Pour les humains, l’intelligence d’un chien se mesure par sa capacité à obéir. Il n’est pas surprenant que vous préfériez les cabots qui ne contestent pas l’autorité, avez-vous vu les tours que vous leur imposez? « Regarde comme il est doué, il peut tourner sur lui-même! » s’écrie le « maître », jubilant devant cet instant d’autorité facile. Sous vos critères, je me réjouis de ne pas être un génie!
Bien des humains sont, d’une certaine façon, des chiens. Trop dociles, on a dressé leur intelligence pour qu’elle serve des objectifs précis, sans questionner les règlements.
Vos écoles encadrent votre intelligence, en vous enseignant qu’elle doit être mise à profit de la connaissance et de l’obéissance. On y apprend que la raison sert à accumuler des faits, et que l’étudiant intelligent doit respecter les consignes. À grands coups de notes, vos professeurs sculptent vos pensées ; les bons élèves finissent même convaincus qu’ils ont eux-mêmes choisi d’être si dociles.
Voici ma protestation : ce système d’éducation n’est pas digne de porter son nom. Plutôt que de célébrer les forces uniques de chacun, il uniformise les individus. Ce système fournit des connaissances de base à chacun, mais celle qui cherche à s’y développer plus profondément sera bien mal servie.
Ne limitez pas votre intelligence à la connaissance. La savoir est un cul-de-sac, un bateau sans gouvernail. N’y cherchez pas de réponse : vous vous y égarerez.
Certes, il ne serait pas sage de se priver de connaissance. Toutefois, la vraie intelligence sait imposer une limite au savoir. Trop souvent, la poursuite de la connaissance est entretenue par une soif insatiable de tout comprendre et de tout savoir. Je la compare à l’avidité du riche, qui le condamne à vivre insatisfait. La connaissance n’a pas de valeur en soi ; elle doit être une échelle vous élevant vers la sagesse!
La sagesse diffère de la connaissance par son pouvoir transformateur.
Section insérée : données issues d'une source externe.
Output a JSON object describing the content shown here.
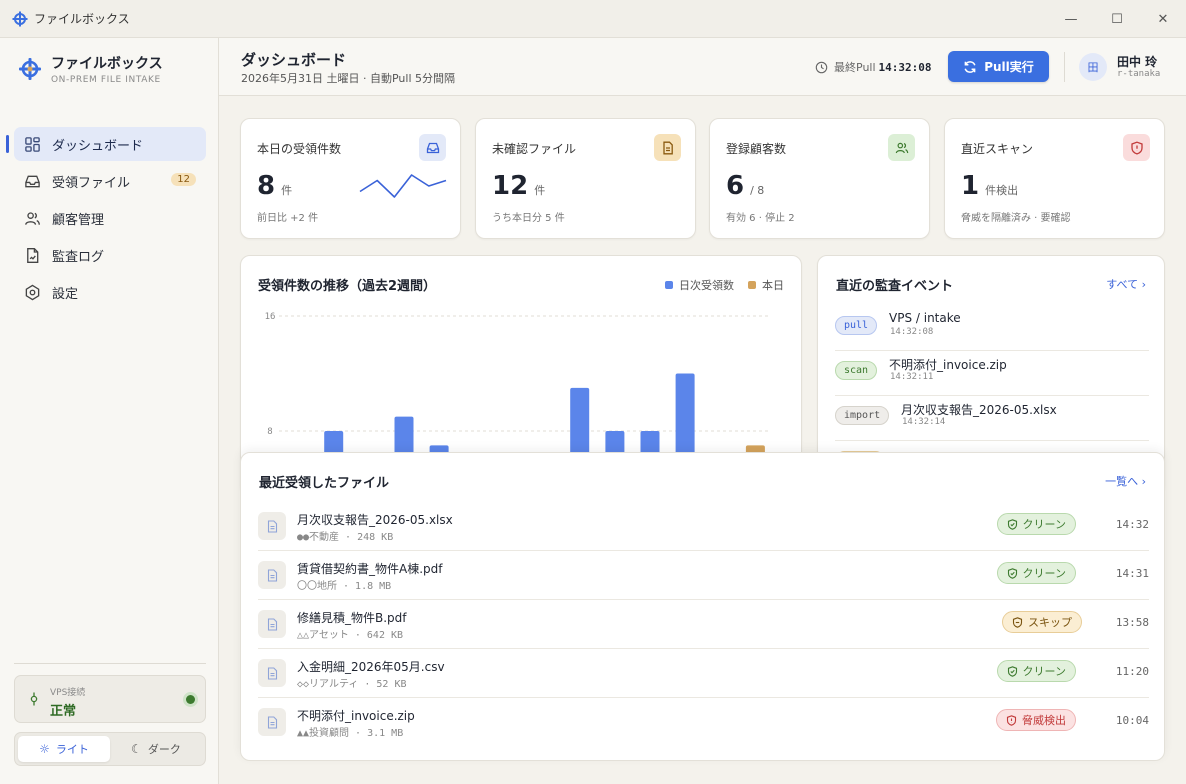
{
  "window": {
    "title": "ファイルボックス",
    "controls": [
      "—",
      "☐",
      "✕"
    ]
  },
  "brand": {
    "name": "ファイルボックス",
    "subtitle": "ON-PREM FILE INTAKE"
  },
  "nav": [
    {
      "label": "ダッシュボード",
      "icon": "dashboard-icon",
      "active": true
    },
    {
      "label": "受領ファイル",
      "icon": "inbox-icon",
      "badge": "12"
    },
    {
      "label": "顧客管理",
      "icon": "users-icon"
    },
    {
      "label": "監査ログ",
      "icon": "audit-log-icon"
    },
    {
      "label": "設定",
      "icon": "settings-icon"
    }
  ],
  "vps": {
    "label": "VPS接続",
    "status": "正常"
  },
  "theme": {
    "light": "ライト",
    "dark": "ダーク",
    "selected": "light"
  },
  "header": {
    "title": "ダッシュボード",
    "subtitle": "2026年5月31日 土曜日 · 自動Pull 5分間隔",
    "last_pull_label": "最終Pull",
    "last_pull_time": "14:32:08",
    "pull_button": "Pull実行",
    "user_initial": "田",
    "user_name": "田中 玲",
    "user_id": "r-tanaka"
  },
  "stats": [
    {
      "label": "本日の受領件数",
      "value": "8",
      "unit": "件",
      "foot": "前日比 +2 件",
      "icon": "inbox-icon",
      "icon_bg": "#e3e9f8",
      "icon_color": "#3a62d8",
      "sparkline": [
        3,
        5,
        2,
        6,
        4,
        5
      ]
    },
    {
      "label": "未確認ファイル",
      "value": "12",
      "unit": "件",
      "foot": "うち本日分 5 件",
      "icon": "document-icon",
      "icon_bg": "#f6e1b9",
      "icon_color": "#8a5a10"
    },
    {
      "label": "登録顧客数",
      "value": "6",
      "unit": "/ 8",
      "foot": "有効 6 · 停止 2",
      "icon": "users-icon",
      "icon_bg": "#dcefd6",
      "icon_color": "#3d7a2f"
    },
    {
      "label": "直近スキャン",
      "value": "1",
      "unit": "件検出",
      "foot": "脅威を隔離済み · 要確認",
      "icon": "shield-icon",
      "icon_bg": "#fadcdc",
      "icon_color": "#c23b3b"
    }
  ],
  "chart_data": {
    "type": "bar",
    "title": "受領件数の推移（過去2週間）",
    "legend": [
      "日次受領数",
      "本日"
    ],
    "colors": {
      "daily": "#5b85ea",
      "today": "#d4a35c"
    },
    "y_ticks": [
      "16",
      "8"
    ],
    "ylim": [
      0,
      16
    ],
    "values": [
      5,
      8,
      1.5,
      9,
      7,
      0,
      0,
      6,
      11,
      8,
      8,
      12,
      5,
      7
    ],
    "today_index": 13
  },
  "events": {
    "title": "直近の監査イベント",
    "all_link": "すべて",
    "items": [
      {
        "tag": "pull",
        "name": "VPS / intake",
        "time": "14:32:08",
        "tag_bg": "#e3e9f8",
        "tag_border": "#b7c7f0",
        "tag_color": "#3a62d8"
      },
      {
        "tag": "scan",
        "name": "不明添付_invoice.zip",
        "time": "14:32:11",
        "tag_bg": "#e3f1dd",
        "tag_border": "#b9d9ad",
        "tag_color": "#3d7a2f"
      },
      {
        "tag": "import",
        "name": "月次収支報告_2026-05.xlsx",
        "time": "14:32:14",
        "tag_bg": "#efedea",
        "tag_border": "#d6d3cc",
        "tag_color": "#555555"
      }
    ]
  },
  "files": {
    "title": "最近受領したファイル",
    "list_link": "一覧へ",
    "items": [
      {
        "name": "月次収支報告_2026-05.xlsx",
        "meta": "●●不動産 · 248 KB",
        "status": "クリーン",
        "status_type": "clean",
        "time": "14:32"
      },
      {
        "name": "賃貸借契約書_物件A棟.pdf",
        "meta": "〇〇地所 · 1.8 MB",
        "status": "クリーン",
        "status_type": "clean",
        "time": "14:31"
      },
      {
        "name": "修繕見積_物件B.pdf",
        "meta": "△△アセット · 642 KB",
        "status": "スキップ",
        "status_type": "skip",
        "time": "13:58"
      },
      {
        "name": "入金明細_2026年05月.csv",
        "meta": "◇◇リアルティ · 52 KB",
        "status": "クリーン",
        "status_type": "clean",
        "time": "11:20"
      },
      {
        "name": "不明添付_invoice.zip",
        "meta": "▲▲投資顧問 · 3.1 MB",
        "status": "脅威検出",
        "status_type": "threat",
        "time": "10:04"
      }
    ]
  }
}
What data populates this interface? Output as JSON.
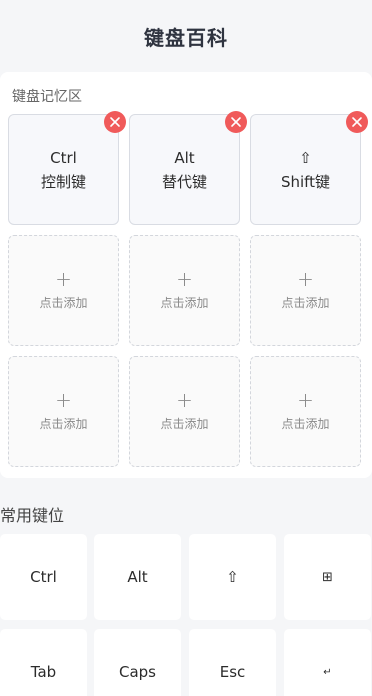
{
  "header": {
    "title": "键盘百科"
  },
  "memory": {
    "title": "键盘记忆区",
    "filled": [
      {
        "name": "Ctrl",
        "desc": "控制键"
      },
      {
        "name": "Alt",
        "desc": "替代键"
      },
      {
        "name": "⇧",
        "desc": "Shift键"
      }
    ],
    "empty_plus": "+",
    "empty_label": "点击添加"
  },
  "common": {
    "title": "常用键位",
    "keys": [
      "Ctrl",
      "Alt",
      "⇧",
      "⊞",
      "Tab",
      "Caps",
      "Esc",
      "↵"
    ]
  },
  "colors": {
    "remove": "#f05a5a",
    "background": "#f5f6f8"
  }
}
Provoquée par l’expérience directe, elle dépasse le simple niveau intellectuel. Au lieu d’apposer des concepts sur nos perceptions – n’est-ce pas la seule fonction des connaissances? – la sagesse les suspend, pour en faire l’expérience clairement et sobrement. Voilà pourquoi lire sur la forêt n’a rien à voir avec y marcher.
Employez votre intelligence à vous connaître vous-même, vous y trouverez plus de sagesse que dans tous les livres. Je vous l’annonce, la vérité est à l’épreuve de la raison!